WHEN THE ANSWER ARRIVES BEFORE THE QUESTION

One of the most provocative concepts developed by the author is precisely the idea that we live in a time when “the answer arrives before the question.” Generative artificial intelligence, automated systems and predictive algorithms profoundly alter the dynamics of learning. Students no longer necessarily need to walk through the path of investigation, doubt and gradual construction of thought in order to obtain an answer. It appears instantly, organized, structured and seemingly complete.

For Aracelly, this displacement produces a silent risk: the replacement of the learning process by the simple acquisition of results. The problem is not technology itself, but the possibility of an education increasingly guided by speed, efficiency and superficiality.
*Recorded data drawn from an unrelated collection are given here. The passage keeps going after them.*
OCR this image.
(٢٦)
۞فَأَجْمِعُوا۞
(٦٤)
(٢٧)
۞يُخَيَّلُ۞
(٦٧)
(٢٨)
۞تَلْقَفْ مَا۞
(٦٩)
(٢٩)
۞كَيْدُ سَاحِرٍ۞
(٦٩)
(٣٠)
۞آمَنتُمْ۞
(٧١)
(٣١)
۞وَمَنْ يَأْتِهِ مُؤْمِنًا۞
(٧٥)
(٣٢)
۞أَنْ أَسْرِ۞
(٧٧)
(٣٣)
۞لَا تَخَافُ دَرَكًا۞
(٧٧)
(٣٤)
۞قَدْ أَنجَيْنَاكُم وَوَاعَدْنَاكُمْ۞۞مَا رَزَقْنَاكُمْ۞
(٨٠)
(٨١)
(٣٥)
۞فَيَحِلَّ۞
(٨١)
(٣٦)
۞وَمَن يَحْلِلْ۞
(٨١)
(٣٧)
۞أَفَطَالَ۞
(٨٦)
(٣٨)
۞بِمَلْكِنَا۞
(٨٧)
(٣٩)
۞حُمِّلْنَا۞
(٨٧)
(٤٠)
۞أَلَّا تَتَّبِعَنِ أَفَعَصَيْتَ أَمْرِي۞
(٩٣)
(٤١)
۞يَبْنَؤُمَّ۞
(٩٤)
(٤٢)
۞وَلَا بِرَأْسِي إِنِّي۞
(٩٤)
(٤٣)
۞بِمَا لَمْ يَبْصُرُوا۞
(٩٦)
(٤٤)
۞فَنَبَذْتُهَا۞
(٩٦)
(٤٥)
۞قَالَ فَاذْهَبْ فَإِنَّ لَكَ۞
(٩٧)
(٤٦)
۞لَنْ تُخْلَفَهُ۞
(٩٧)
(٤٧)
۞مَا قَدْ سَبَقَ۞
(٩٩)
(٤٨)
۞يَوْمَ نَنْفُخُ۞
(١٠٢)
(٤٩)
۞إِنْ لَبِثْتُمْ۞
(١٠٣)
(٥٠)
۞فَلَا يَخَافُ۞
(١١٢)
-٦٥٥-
This is where the book gains conceptual strength. Rather than demonizing artificial intelligence or defending a nostalgic return to traditional models, the author proposes a more complex and mature position: to critically understand technology without abandoning the centrality of human experience.

By engaging with thinkers such as Paulo Freire, John Dewey, Hannah Arendt, Byung-Chul Han, Shoshana Zuboff and Vilém Flusser, Aracelly constructs a text that articulates philosophy, pedagogy, digital culture and concrete educational experience. Her goal is not to offer ready-made formulas, but to open a space for reflection about the future of education in an automated world.

THE SILENT CRISIS OF THE SCHOOL

Another important axis of the work is the analysis of the contemporary crisis of the school. But Aracelly avoids simplistic interpretations. For her, the crisis does not necessarily manifest itself through visible institutional collapse. It is something more silent and profound: a gradual erosion of meaning.

Schools continue functioning. Content continues being taught. Evaluations continue taking place. Yet there is a growing sense of disconnection between traditional educational models and the real experience of students in a digitalized, accelerated and permanently connected world.

The author identifies a central tension: schools still operate, in many cases, according to structures conceived for an industrial society based on predictability, disciplinary fragmentation and linear transmission of knowledge. Students, however, live in a completely different reality, marked by multiple languages, digital networks, continuous flows of information and rapid transformations.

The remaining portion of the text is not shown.